Single by Gary Lewis & the Playboys

from the album She's Just My Style
- B-side: "I Won't Make That Mistake Again"
- Released: Nov 17, 1965
- Recorded: 1965
- Genre: Pop rock, surf
- Length: 3:03
- Label: Liberty
- Songwriters: Al Capps, Thomas Lesslie "Snuff" Garrett, Gary Lewis, Leon Russell

Gary Lewis & the Playboys singles chronology
| "Everybody Loves a Clown" (1965) | "She's Just My Style (song)" (1965) | "Sure Gonna Miss Her" (1966) |

= She's Just My Style =

"She's Just My Style" is a song which was written by Al Capps, Thomas Lesslie "Snuff" Garrett, Gary Lewis, and Leon Russell and was recorded by Gary Lewis & the Playboys. The song reached No. 3 on the Billboard Hot 100 in January 1966, and No. 5 in Canada.

==Background==
Gary Lewis told interviewer Ray Shasho in 2013 that he sought to emulate the style of The Beach Boys with the recording. "That's exactly what we were going for too.
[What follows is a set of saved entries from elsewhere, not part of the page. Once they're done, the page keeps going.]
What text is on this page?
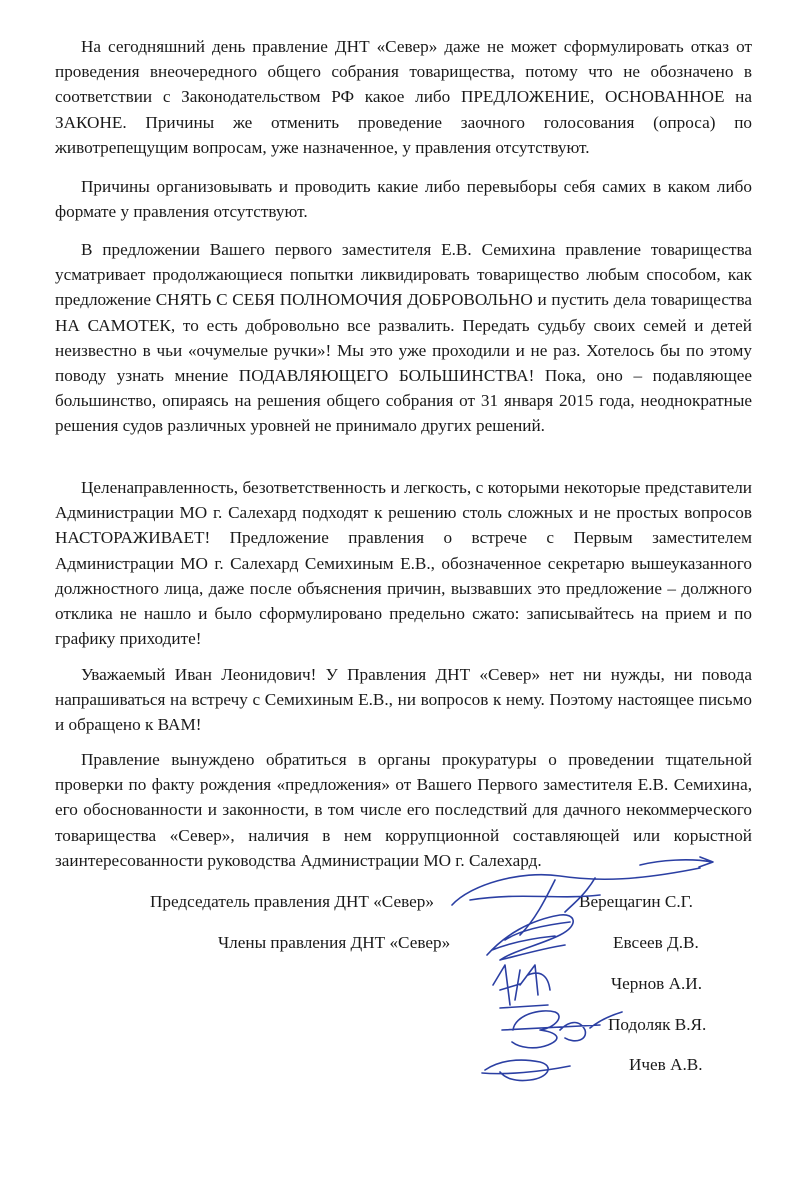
На сегодняшний день правление ДНТ «Север» даже не может сформулировать отказ от проведения внеочередного общего собрания товарищества, потому что не обозначено в соответствии с Законодательством РФ какое либо ПРЕДЛОЖЕНИЕ, ОСНОВАННОЕ на ЗАКОНЕ. Причины же отменить проведение заочного голосования (опроса) по животрепещущим вопросам, уже назначенное, у правления отсутствуют.

Причины организовывать и проводить какие либо перевыборы себя самих в каком либо формате у правления отсутствуют.

В предложении Вашего первого заместителя Е.В. Семихина правление товарищества усматривает продолжающиеся попытки ликвидировать товарищество любым способом, как предложение СНЯТЬ С СЕБЯ ПОЛНОМОЧИЯ ДОБРОВОЛЬНО и пустить дела товарищества НА САМОТЕК, то есть добровольно все развалить. Передать судьбу своих семей и детей неизвестно в чьи «очумелые ручки»! Мы это уже проходили и не раз. Хотелось бы по этому поводу узнать мнение ПОДАВЛЯЮЩЕГО БОЛЬШИНСТВА! Пока, оно – подавляющее большинство, опираясь на решения общего собрания от 31 января 2015 года, неоднократные решения судов различных уровней не принимало других решений.

Целенаправленность, безответственность и легкость, с которыми некоторые представители Администрации МО г. Салехард подходят к решению столь сложных и не простых вопросов НАСТОРАЖИВАЕТ! Предложение правления о встрече с Первым заместителем Администрации МО г. Салехард Семихиным Е.В., обозначенное секретарю вышеуказанного должностного лица, даже после объяснения причин, вызвавших это предложение – должного отклика не нашло и было сформулировано предельно сжато: записывайтесь на прием и по графику приходите!

Уважаемый Иван Леонидович! У Правления ДНТ «Север» нет ни нужды, ни повода напрашиваться на встречу с Семихиным Е.В., ни вопросов к нему. Поэтому настоящее письмо и обращено к ВАМ!

Правление вынуждено обратиться в органы прокуратуры о проведении тщательной проверки по факту рождения «предложения» от Вашего Первого заместителя Е.В. Семихина, его обоснованности и законности, в том числе его последствий для дачного некоммерческого товарищества «Север», наличия в нем коррупционной составляющей или корыстной заинтересованности руководства Администрации МО г. Салехард.

Председатель правления ДНТ «Север»	Верещагин С.Г.
Члены правления ДНТ «Север»	Евсеев Д.В.
Чернов А.И.
Подоляк В.Я.
Ичев А.В.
Even before we started writing it we said 'Let's go for The Beach Boys thing; a little rock and roll with a lot of harmony' and I was really happy the way we pulled it off."

The recording has the distinction of being the first session that studio drummer Jim Keltner played on.

==Cover versions==
- The Astronauts
- Cub Koda
- Leon Russell
- The Ventures on their 1966 album, Where the Action Is!